Here in is the root of the problem. If we don't have a good model in the code, things are hard to understand and debug (i.e. remove problems). As more things are added to the program things get worse. When you add a new recipe to the mix, throwing it in anywhere seems fine if there is no clear place to put it, making it less and less clear what piece of code belongs to which task.
What's worse is in real code we have plenty of more things to confuse us. Frequently the worst code will not only be poorly organize, but we also be poorly labeled as in our itemB and itemD example. We'll have a piece that says MakeItemC, but what in the world is that. I guess we have to look at the recipe in MakeItemC to find out. Hmmm. It's compromised of Step1, Step3, Step4, and PtOvn. Oops. Turns out itemC was a quiche. Had they labeled it MakeQuiche we would have known never to look here, as the quiche doesn't have enough salt if anything! Now we've just wasted our time following what should have been an obvious dead end if the code was user-friendly.
Unfortunately this can be quite bad, and quite easy for software companies to not understand this. It is easy to miss because at first your source code is too small to be misunderstood. Plus there is only one guy writing the code, so as long as he understands it things are good. But this early failure to keep things in check, and to have a clear plan of how the source code should be organized quickly balloons. Suddenly they are getting successful, and hiring more developers. Now they have 20 who are all writing things their own way, and nothing quite matches up. That's fine as long as we keep them on their own projects.
Oh no! Now some people are leaving. How can we get to the bottom of their code? And now we're up to 500 programmers, and we need to get everyone up to speed in a couple weeks. How are we ever going to manage that? If only we had kept things organized at the beginning but now it's too late. Let's just try to keep things organized from here on out, and minimize changes to that old garbage. It's been running all these years anyway. I'm sure no more bugs will pop up, right?
Open source code can have a potential advantage in this area because the code is much more of an asset. Programmers don't have to work on open source projects if they don't want to. So if the code is a jumbled disorganized mess, they will take one look at it, grimace, and wish the maintainer luck before trying to find a project that looks more manageable.
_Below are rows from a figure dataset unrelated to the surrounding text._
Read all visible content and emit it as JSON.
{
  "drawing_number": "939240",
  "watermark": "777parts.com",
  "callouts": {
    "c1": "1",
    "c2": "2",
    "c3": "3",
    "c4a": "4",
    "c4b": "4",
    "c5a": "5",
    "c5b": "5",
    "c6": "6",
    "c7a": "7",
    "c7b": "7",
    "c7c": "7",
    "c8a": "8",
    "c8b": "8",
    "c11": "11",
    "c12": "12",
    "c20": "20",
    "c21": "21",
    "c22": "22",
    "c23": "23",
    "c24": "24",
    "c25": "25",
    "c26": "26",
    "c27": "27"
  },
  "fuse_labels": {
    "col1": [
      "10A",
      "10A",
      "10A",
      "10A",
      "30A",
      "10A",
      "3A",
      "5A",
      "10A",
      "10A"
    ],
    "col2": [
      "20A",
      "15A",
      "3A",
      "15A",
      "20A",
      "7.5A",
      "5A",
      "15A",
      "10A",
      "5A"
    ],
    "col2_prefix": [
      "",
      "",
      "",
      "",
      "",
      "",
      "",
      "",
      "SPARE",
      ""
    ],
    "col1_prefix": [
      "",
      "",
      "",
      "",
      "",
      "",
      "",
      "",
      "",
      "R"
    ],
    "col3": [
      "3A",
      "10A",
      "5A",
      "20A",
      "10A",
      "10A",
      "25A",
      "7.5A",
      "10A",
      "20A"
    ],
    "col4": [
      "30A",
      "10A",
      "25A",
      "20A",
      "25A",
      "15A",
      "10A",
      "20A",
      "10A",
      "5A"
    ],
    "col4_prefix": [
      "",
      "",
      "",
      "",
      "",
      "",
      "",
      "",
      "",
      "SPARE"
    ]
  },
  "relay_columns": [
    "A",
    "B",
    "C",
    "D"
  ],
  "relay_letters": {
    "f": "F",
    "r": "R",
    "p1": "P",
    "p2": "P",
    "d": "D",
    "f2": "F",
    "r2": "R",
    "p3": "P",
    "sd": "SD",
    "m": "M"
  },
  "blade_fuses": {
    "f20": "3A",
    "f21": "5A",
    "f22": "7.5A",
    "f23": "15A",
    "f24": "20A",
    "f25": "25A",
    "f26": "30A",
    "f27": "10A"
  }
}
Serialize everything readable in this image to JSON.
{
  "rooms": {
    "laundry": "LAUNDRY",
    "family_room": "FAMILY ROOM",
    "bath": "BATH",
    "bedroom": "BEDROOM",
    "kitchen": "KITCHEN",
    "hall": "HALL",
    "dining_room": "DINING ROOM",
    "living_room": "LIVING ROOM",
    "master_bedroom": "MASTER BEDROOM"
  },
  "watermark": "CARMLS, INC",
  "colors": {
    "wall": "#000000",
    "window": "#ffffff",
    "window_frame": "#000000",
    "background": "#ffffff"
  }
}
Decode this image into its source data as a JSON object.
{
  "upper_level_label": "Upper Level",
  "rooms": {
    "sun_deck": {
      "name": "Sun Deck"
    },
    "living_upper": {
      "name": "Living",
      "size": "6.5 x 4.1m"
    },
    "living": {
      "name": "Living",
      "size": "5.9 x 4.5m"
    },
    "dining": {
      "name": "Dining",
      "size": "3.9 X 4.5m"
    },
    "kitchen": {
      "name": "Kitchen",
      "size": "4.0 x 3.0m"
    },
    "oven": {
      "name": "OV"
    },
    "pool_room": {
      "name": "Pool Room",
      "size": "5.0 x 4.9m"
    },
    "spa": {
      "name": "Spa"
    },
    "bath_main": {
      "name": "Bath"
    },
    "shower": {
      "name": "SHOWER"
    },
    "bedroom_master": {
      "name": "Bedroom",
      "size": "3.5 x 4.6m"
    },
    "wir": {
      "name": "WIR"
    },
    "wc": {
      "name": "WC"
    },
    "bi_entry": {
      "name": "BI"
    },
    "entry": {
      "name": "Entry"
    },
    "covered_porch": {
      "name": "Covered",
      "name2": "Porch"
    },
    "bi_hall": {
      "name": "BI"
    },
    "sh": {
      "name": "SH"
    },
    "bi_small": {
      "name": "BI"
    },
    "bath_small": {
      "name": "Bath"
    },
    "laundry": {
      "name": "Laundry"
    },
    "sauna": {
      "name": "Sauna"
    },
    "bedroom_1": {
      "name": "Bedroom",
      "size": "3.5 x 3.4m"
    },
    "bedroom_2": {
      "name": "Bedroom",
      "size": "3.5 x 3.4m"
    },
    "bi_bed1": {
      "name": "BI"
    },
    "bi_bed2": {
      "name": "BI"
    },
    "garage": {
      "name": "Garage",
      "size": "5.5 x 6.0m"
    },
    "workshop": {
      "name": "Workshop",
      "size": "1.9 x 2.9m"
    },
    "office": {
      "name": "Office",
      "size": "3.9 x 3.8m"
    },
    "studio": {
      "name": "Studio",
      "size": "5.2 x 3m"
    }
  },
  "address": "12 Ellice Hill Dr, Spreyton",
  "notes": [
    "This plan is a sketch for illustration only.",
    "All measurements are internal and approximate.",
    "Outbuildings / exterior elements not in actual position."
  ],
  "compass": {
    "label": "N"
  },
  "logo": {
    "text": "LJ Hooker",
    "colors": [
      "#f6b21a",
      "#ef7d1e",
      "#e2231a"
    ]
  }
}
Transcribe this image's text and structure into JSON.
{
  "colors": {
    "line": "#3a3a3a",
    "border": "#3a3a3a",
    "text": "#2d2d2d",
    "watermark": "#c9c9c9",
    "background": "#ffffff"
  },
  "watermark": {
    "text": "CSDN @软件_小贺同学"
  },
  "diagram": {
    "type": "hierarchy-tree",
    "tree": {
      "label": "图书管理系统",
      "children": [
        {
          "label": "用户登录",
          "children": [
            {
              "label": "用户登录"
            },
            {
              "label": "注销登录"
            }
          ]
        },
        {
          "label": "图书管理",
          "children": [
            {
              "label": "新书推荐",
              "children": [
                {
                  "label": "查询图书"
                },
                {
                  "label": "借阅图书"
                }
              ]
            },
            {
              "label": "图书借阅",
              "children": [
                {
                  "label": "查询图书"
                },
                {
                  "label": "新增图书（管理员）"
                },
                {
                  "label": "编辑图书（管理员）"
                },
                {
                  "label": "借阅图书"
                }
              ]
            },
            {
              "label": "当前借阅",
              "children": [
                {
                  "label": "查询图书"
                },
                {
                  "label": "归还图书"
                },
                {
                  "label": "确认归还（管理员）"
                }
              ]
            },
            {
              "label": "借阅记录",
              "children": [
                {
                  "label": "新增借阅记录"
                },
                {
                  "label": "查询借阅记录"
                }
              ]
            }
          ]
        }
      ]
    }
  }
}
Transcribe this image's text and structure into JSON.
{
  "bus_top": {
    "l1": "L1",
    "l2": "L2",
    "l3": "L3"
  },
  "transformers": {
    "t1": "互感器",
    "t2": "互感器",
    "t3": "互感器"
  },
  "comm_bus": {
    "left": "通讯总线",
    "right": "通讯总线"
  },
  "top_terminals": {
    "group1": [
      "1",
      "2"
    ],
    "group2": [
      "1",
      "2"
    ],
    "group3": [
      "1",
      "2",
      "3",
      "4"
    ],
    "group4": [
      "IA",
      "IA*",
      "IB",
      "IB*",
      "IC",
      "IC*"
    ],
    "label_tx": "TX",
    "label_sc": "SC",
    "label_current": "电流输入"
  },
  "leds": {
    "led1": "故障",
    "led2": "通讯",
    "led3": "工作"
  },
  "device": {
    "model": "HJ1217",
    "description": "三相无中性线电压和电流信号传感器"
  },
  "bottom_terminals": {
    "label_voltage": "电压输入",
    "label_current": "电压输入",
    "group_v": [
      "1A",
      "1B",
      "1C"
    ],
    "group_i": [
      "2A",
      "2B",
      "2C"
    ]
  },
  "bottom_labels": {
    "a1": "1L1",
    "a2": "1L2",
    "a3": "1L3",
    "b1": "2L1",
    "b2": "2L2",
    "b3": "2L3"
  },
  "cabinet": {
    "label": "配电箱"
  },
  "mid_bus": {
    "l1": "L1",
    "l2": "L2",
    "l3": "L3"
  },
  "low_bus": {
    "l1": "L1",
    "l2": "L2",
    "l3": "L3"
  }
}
I know the few times I've dug into the source code of an open source project it took me only a few minutes to get up to speed, whereas at work it can take the better part of a day or month. Even then I often only understand things well enough to fix it with some assurance I didn't make things worse.
If businesses thought about it, they would realize that taking the time to design their code well is money well spent. I'm not going to say it takes little effort up front to make this happen, as the effort is certainly significant. Especially as things grow it may be necessary to completely reorganize core concepts in order to keep things orderly and understandable. But it will save thousands of hours down the road. Less time will be spent bringing new programmers up to speed as they can quickly be told the rough flow of the source code. And it will be
accurate! They won't constantly have to learn something completely different for each piece of code they touch, but just enough to locate the problem and fix it.
Just as when software is user-friendly, it provides a better experience for the user, when source code is coder-friendly, it provides a better experience for the programmer. It allows them to take less time to make fixes and add new features, all with reduced chance of introducing bugs. And that is something that benefits everyone.